Sebastopol woman, falling head-first, sky-dives in formation

West county yoga teacher and life coach Hermine Iacobaeus will join others in Arizona to try and set a world record for most women in formation.|

It's a historically peculiar thing to do: To intentionally tumble from a plane maybe 20,000 feet in the air. And not by yourself, but with dozens of others.

And to endeavor, while plummeting like a cluster of human bombs, to link up without smacking each other and to create, hand-to-hand, a great, flower-like formation.

For most of us, it's hard, possibly terrifying, even to imagine it. These days, Sebastopol's Hermine Iacobaeus finds it tough to think for very long about nearly anything else.

The 33-year-old yoga teacher, Wine Country tour guide and life coach is training, physically and mentally, for an attempt to set a world record that throughout most of the story of human evolution was inconceivable.

If successful, Iacobaeus (yah-ku-BAY-oos) and about 80 to 100 other female skydivers from as many as 30 nations will coagulate high above southern Arizona on or near Thanksgiving Day while falling head-first at about 160 to 200 mph, briefly lock together in a pattern of connected circles, then scatter, pull their rip-cords and parachute to earth with no one getting killed or hurt.

Why?

The Sweden-born Iacobaeus said no one can explain the allure of formation skydiving, “but you feel it when you do it.” She felt it when she was on the team of 63 that set the current record for an all-women, head-down formation, also in Arizona, late in 2013.

The facets, or elements, or ingredients, are many.

Certainly Iacobaeus, who was married to Codding Enterprises' Brad Baker and now lives with partner Jeffrey Kraft, savors the camaraderie of sharply focused, hard-training women athletes drawn to an extreme challenge.

“We inspire each other,” she said.

Each of the 100 or so women who'll meet Nov. 22 at Skydive Arizona, about 50 miles northwest of Tucson, knows she could be benched if, during warm-up runs or the record attempts, she fails to be where she needs to be in the growing formation.

“It's very competitive,” Iacobaeus said. “If you make a mistake, you're out.”

Iacobaeus has been skydiving since she was a teenager in Sweden.

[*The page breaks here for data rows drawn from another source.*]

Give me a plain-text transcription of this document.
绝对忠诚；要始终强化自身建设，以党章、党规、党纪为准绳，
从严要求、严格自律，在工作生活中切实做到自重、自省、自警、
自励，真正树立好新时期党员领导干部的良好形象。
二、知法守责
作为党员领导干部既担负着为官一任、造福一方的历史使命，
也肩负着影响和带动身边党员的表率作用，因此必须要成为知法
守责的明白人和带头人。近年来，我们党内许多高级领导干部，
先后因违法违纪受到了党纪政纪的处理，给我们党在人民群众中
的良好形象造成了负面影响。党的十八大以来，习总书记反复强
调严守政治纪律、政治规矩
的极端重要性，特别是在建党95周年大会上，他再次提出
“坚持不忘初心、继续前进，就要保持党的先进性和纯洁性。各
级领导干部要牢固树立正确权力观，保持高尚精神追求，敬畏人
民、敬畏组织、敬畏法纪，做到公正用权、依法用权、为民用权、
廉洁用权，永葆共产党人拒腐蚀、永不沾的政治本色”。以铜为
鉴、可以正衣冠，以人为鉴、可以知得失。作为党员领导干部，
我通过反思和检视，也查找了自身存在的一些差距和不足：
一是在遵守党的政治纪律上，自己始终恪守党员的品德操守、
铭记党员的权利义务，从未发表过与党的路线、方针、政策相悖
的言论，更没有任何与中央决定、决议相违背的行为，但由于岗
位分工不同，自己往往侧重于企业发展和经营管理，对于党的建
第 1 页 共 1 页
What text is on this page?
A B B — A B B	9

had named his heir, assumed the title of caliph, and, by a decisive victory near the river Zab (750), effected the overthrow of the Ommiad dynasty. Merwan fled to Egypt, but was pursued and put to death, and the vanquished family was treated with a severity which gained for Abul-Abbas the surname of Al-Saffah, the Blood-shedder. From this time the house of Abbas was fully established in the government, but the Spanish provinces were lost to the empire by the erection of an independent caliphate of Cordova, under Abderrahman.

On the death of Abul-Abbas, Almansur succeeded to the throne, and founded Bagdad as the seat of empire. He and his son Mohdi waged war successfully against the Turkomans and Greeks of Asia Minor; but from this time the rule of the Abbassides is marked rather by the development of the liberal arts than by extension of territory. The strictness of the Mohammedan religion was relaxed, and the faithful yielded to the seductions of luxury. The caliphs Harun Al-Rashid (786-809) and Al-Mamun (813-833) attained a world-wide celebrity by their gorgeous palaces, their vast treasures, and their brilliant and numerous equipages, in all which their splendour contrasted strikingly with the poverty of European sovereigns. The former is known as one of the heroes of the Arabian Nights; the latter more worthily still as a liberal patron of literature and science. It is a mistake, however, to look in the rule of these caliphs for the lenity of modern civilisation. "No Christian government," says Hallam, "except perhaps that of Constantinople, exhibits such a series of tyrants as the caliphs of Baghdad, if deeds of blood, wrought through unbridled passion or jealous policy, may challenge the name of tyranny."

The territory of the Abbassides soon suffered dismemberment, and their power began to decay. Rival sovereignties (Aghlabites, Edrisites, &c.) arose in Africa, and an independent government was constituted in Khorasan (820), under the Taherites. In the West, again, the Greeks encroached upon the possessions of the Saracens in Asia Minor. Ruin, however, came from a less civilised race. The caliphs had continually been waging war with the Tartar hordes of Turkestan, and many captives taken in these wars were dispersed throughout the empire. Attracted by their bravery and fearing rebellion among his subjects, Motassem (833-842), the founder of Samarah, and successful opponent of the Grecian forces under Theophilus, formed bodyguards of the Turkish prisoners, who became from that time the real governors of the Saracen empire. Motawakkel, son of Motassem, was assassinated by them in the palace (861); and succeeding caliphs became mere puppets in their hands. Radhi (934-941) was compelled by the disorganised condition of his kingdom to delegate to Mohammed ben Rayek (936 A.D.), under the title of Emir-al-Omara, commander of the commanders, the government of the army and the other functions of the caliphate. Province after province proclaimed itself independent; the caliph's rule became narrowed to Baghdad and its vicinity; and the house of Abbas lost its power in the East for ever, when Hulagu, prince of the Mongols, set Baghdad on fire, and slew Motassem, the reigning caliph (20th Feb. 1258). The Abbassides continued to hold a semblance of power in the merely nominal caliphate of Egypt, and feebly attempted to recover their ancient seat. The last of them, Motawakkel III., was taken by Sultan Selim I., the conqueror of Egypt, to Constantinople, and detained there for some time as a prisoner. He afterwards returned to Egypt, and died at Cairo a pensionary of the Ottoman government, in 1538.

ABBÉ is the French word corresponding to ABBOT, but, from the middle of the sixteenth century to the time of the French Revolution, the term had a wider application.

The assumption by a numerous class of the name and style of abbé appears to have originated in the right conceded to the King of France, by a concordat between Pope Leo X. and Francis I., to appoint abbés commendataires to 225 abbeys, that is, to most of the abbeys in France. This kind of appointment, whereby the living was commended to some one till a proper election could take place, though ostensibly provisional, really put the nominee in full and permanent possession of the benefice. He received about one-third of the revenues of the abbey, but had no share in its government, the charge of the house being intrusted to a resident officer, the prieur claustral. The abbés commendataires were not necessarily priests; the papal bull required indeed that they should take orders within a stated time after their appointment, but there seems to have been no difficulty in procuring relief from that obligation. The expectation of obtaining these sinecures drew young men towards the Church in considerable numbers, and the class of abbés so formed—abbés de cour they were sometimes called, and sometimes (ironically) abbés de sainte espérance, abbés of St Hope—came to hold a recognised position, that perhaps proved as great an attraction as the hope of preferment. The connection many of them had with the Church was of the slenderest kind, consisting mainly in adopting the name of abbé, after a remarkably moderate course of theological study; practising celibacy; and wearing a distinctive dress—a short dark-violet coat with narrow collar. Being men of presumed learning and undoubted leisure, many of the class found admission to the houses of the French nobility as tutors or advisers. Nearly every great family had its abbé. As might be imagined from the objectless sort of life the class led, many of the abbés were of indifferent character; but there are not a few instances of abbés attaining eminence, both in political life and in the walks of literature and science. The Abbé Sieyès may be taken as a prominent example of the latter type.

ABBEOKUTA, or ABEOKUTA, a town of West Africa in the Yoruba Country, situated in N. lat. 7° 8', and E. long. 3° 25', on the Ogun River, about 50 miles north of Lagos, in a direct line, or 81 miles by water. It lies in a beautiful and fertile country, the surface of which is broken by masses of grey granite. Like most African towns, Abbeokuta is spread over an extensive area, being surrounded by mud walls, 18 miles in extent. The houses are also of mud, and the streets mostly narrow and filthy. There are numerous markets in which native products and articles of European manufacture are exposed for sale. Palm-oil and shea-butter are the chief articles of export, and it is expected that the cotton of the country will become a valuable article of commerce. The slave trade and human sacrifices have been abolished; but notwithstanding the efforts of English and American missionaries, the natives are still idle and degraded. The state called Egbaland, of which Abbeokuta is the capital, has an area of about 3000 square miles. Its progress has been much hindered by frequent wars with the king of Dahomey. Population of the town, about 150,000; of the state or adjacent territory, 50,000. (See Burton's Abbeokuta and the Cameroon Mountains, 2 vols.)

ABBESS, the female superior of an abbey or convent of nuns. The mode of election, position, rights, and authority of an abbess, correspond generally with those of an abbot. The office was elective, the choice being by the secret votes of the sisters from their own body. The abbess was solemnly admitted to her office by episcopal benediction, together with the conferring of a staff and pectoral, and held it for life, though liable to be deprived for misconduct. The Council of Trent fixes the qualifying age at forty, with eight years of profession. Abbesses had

She remembers being even younger and flying on jetliners with her mother, then a flight attendant, peering out a window and wishing “I was out there rather than in a tube.”

When she and the other women attempt a new world record next month, they'll need five or six airplanes to carry them to their jump altitude, high enough that they must breathe bottled oxygen. It won't be possible for them all to exit at the same instant. So those jumping later must catch up with the others.

In the 2013 record jump, Iacobaeus recalled, “I was the last out. When I fell out of the airplane I didn't even see the formation, it was so far down.”

She dropped her head, tucked her arms and flew like a spear to meet up with all the women who'd slowed a bit as they linked and were building the formation that had to come together in less than one minute.

All of this happens amid one of humankind's most thrilling experiences: fall-flying through the air.

Once the formation breaks, the skydivers must maneuver their bodies to change direction and put some space between themselves and all their team members before they deploy their parachutes.

With a formation of dozens of people, Iacobaeus said, “It's just a lot of canopies to be on the lookout for.”

She knows it's odd, to form a pattern with dozens of other women while plunging through the atmosphere like so many shooting stars. She finds it also magical.

“You see it all,” she said. “The sky. The Earth. The women. It's like being inside a painting, and we are creating the art together.”